Most runners don’t think about the way they are breathing unless it is a struggle. In fact, that is probably true for runners and non-runners alike. Breathing is just something our body and brains do for us. So, unless you are swimming, have a cold, or are asthmatic you haven’t thought about the way that you breathe when you run.
The way you breathe as you run can help or hurt you. Budd Coats and Claire Kowalchik’s book, “Running on Air,” explains the ins and outs of belly breathing and rhythmic breathing including the scientific research behind it.
Rhythmic breathing is a way to reduce your injury risk (I am all about reducing injury and staying running) and increase your efficiency and pace while running. As shown in, “Running on Air,” your core muscles are at their weakest when you exhale. If you continuously land on your left or right foot when you exhale, you are likely to end up with injuries on that side of your body.
If, however, you develop a 3-2 and 2-1 rhythm to your breathing (inhale for three steps, left right left, exhale for two steps, right left) you balance the impact to both your left and right sides. This reduces the risk of injury. Rhythmic breathing can also help with exercise-induced asthma and with side stitches while running.
Easy runs and long runs should be in the 3-2 pattern. The 2-1 pattern is used during hill climbs and when you are sprinting.
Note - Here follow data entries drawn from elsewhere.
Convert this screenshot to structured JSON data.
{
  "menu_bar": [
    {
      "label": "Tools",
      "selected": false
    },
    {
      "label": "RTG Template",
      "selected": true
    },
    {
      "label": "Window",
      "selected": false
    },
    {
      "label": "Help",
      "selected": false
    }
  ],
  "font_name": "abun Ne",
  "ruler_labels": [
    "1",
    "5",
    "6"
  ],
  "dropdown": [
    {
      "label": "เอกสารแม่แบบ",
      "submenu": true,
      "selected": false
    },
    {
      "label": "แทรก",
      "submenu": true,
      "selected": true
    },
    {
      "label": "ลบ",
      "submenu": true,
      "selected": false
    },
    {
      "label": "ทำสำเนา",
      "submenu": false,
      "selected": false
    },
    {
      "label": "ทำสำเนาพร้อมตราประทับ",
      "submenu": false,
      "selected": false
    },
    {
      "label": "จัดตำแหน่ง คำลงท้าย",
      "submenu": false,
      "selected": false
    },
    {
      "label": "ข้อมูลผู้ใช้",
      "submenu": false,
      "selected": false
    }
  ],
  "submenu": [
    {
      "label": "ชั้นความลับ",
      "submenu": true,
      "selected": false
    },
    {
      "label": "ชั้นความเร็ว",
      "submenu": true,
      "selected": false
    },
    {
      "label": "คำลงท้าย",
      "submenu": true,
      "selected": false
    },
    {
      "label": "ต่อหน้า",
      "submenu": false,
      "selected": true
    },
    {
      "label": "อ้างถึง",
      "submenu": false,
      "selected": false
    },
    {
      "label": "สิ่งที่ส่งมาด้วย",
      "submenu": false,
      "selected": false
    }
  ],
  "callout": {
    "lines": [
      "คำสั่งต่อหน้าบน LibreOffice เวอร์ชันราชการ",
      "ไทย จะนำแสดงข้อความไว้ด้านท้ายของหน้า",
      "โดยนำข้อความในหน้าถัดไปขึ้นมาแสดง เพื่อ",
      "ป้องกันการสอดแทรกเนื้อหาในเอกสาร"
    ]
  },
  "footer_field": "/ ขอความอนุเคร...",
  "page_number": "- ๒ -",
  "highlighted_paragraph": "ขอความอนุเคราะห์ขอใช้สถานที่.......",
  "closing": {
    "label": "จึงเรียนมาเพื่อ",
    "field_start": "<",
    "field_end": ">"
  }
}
Initially you have to make a conscious decision to count your breathing, noticing what is going on when your foot touches the ground. After a few weeks, it becomes easier and more natural and you only have to check in with your body every so often to make sure you are maintaining the pattern.
Before I started using this breathing pattern, I would constantly pull my right hip flexor and my right IT Band would tighten up. I read a short article about rhythmic breathing in Runners World and then bought the book. Since then, I’ve used the rhythmic breathing and I haven’t had the same problems on the right side or the left for that matter.
You’ve got nothing to lose by trying it.